Canadian Senators Strap on Holsters For Showdown on Gun Registration

A CANADIAN-STYLE showdown at the OK Corral is looming in Canada's Senate tomorrow over a landmark gun-control bill that would require every gun in the country to be registered.

Forces opposed to gun control see this as their last, best chance to either defeat the bill outright or to neutralize some of its key provisions. The Senate will either pass the bill into law in a vote tomorrow afternoon - or return it to Parliament with amendments.

Sending the bill back would lead to a dangerous lengthening of an already fractious debate that might further damage the Liberal Party majority of Prime Minister Jean Chretien.
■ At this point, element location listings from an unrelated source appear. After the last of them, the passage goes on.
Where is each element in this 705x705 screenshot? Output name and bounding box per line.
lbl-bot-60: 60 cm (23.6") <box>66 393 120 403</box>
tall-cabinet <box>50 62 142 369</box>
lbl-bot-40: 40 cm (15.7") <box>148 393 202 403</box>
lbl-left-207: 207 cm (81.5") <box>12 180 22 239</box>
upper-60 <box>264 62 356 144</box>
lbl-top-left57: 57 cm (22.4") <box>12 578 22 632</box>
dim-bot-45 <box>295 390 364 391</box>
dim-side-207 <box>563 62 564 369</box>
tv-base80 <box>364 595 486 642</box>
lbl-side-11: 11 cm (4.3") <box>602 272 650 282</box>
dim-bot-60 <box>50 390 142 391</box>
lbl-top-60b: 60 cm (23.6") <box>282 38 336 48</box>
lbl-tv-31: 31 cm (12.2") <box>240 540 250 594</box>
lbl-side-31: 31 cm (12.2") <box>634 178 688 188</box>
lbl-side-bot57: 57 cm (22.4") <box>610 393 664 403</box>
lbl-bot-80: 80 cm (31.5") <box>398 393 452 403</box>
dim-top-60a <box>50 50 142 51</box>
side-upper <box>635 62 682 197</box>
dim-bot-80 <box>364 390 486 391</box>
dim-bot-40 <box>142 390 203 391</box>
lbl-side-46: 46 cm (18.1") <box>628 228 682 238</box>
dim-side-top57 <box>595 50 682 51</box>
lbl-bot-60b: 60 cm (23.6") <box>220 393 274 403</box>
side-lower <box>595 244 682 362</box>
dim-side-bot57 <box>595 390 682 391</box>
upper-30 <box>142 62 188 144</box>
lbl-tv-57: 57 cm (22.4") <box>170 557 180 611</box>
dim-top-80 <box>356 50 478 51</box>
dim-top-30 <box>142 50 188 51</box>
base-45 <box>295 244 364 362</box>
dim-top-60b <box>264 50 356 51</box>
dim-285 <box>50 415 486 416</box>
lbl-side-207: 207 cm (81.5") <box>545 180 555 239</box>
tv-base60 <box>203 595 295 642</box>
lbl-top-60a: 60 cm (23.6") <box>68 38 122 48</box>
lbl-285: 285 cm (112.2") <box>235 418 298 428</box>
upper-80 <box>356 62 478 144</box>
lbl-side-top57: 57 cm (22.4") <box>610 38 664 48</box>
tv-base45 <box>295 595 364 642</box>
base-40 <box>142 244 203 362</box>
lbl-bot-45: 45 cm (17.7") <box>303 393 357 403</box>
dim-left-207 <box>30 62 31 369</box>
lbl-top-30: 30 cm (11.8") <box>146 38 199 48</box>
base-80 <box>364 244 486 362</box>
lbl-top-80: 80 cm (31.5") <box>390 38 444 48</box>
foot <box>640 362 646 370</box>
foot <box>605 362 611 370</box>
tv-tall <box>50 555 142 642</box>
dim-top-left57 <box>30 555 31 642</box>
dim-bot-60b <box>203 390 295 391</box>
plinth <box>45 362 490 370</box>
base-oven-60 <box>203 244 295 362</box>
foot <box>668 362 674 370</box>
Such a delay, gun-control opponents hope, might even lead to defeat of the legislation.

Canada's gun laws are already much stricter than those in the United States, and require registration of all hand guns.

The bill proposes a computerized registry for all the nation's guns. If it became law, it would apply to an estimated 7 million unregistered rifles and shotguns. Criminal penalties would be prescribed for those who did not register.

Close vote expected

The bill is sparking nationwide interest because the unelected Canadian Senate is usually a rubber stamp for legislation passed along by the majority party in the House of Commons.

In this case, however, the vote may be close, running roughly along party lines. The 104-member Senate is almost evenly divided between the Liberal Party (50 senators) and the Progressive Conservative Party (51 senators), with three independents. Both parties expect a few last-minute defections when the vote comes - for or against an amended bill.

''It's going to be close, that's for sure,'' says a key aide to a ranking conservative senator who asked not to be named. ''We know there are Liberal senators with serious reservations and some Conservative senators that support most, if not all, of it.''

He dismisses the idea of an outright defeat of the bill, but suggests amendments such as ''decriminalizing'' non-registration of shotguns and rifles would improve on the bill by preventing overly harsh penalties for people who simply ''forget'' to register.

''This is our best opportunity,'' he says, ''to deal with the many problems this bill would create'' by amending it.

''Few bills are perfect, and this one is no exception,'' the aide says.

But those who have fought hard for the bill's tough requirements - including criminal penalties for non-registration - denounce all of the amendments as delaying tactics and Trojan horses.

''They were smart enough to realize that we won the argument,'' says Wendy Cukier, president of the Coalition for Gun Control. ''They know they can't take registration out of the bill outright. So they're trying to water it down with amendments.''

Under the bill as currently written, gun owners will be required to register guns over a five-year period from 1996 to 2001. All the nation's firearms would be registered by Jan. 1, 2003.

But one proposed amendment, for example, would allow individual provinces to delay adopting universal gun registration until 2005. Another amendment proposes to decriminalizing nonregistration, whereas the bill as written says those who fail a second time to register a gun could face up to a year in jail.

Bill was prompted by a massacre

Such a piecemeal approach would effectively nullify registration, gun-control advocates say. In essence, it would make the whole process ''optional,'' Ms. Cukier says. ''Police aren't going to enforce the law if all they can do to someone they find with 2,000 unregistered rifles is hand them the equivalent of a traffic ticket,'' she says.

The impetus for tough new gun-control measures flowed initially from the national soul-searching that followed the Dec. 9, 1989, massacre of 14 college women in Quebec by a gunman with a semiautomatic rifle.

As the sixth anniversary of the killings nears, relatives of the 14 women traveled to Ottawa yesterday to urge the Senate to pass the bill without amendment.